Wednesday, October 6, 2010

ROASTED PUMPKIN SEEDS & WHY CARVE PUMPKINS!


WHY CARVE PUMPKINS

The story of the Jack o'Lantern comes from Irish folklore. Jack was a crafty farmer who tricked the Devil into climbing a tall tree. When the Devil reached the highest branch, Jack carved a large cross in the trunk, making it impossible for the Devil to climb down.

In exchange for help getting out of the tree, the Devil promised never to tempt Jack with evil again. When Jack died, he was turned away from Heaven for his sins and turned away from Hell because of his trickery. Condemned to wander the earth without rest, Jack carved out one of his turnips, took an ember from the devil, and used it for a lantern to light his way. He became known as "Jack of the Lantern."

ROASTED PUMPKIN SEEDS

When you're carving your Halloween pumpkins, don't throw away the seeds!
Toasted and salted, pumpkin seeds have a nutty flavor. They're even better flavored with sweet and savory spices. Have more seeds than you know what to do with? Substitute pumpkin seeds for peanuts in your favorite peanut brittle recipe

INGREDIENTS:

Mole Spiced

2 cups dried pumpkin seeds
3 tablespoons brown sugar
1 teaspoon cinnamon
1 tablespoon ancho chili powder
3 tablespoons cocoa
1 tablespoon finely ground coffee beans (not instant coffee)
2 tablespoon butter, melted
1/2 teaspoon coarse salt

Sweet and Salty

2 cups dried pumpkin seeds
2 tablespoons melted butter
3 tablespoons brown sugar
1/2 teaspoon coarse salt
1/2 teaspoon cinnamon

Spicy Herbed

2 cups dried pumpkin seeds
1 tablespoon chipotle chili powder
1/2 tablespoon onion powder
2 tablespoons sesame oil
1 tablespoon dried parsley
1/2 teaspoon coarse salt

DIRECTIONS:

Rinse pumpkin seeds under cold water and pick out the pulp and strings. (This is easiest just after you've removed the seeds from the pumpkin, before the pulp has dried.)
Place the pumpkin seeds in a single layer on an oiled baking sheet, stirring to coat.

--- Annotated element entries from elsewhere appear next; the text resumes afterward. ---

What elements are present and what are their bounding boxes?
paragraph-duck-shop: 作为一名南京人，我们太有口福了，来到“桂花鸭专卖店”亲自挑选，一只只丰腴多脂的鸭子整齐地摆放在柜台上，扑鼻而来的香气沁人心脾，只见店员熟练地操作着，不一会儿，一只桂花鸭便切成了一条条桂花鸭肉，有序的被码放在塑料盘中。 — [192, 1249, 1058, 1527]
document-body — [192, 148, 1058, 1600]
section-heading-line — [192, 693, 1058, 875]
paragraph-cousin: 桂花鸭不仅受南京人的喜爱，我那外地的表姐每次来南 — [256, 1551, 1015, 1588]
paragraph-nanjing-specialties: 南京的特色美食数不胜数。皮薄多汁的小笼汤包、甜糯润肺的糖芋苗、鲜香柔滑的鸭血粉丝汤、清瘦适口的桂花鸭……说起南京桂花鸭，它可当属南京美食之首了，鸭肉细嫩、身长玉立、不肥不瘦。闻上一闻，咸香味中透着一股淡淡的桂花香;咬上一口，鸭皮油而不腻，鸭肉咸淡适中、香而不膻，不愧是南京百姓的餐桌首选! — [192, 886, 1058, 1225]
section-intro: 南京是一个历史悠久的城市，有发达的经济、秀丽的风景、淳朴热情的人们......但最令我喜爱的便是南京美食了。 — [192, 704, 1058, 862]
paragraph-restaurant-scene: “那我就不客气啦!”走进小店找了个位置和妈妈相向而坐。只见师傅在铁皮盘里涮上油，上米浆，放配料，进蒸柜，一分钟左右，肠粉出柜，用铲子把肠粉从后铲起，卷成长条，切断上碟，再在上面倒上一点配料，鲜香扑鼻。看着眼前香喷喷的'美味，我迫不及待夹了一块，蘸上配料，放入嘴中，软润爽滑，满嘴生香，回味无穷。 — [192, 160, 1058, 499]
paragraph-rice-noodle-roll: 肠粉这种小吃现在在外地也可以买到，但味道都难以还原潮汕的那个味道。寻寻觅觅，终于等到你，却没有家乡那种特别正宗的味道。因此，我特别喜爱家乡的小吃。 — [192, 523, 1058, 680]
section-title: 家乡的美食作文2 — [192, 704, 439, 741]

Dry pumpkin seeds in 300F oven for 30 minutes. Then toss with seasonings and roast at 350F for 15 minutes or until fragrant and crisp. Let cool and store in an air-tight container
Recipes from Relish

1 comment:

Audrey said...

What a really neat "story" . I had never heard that before. I just love your blog.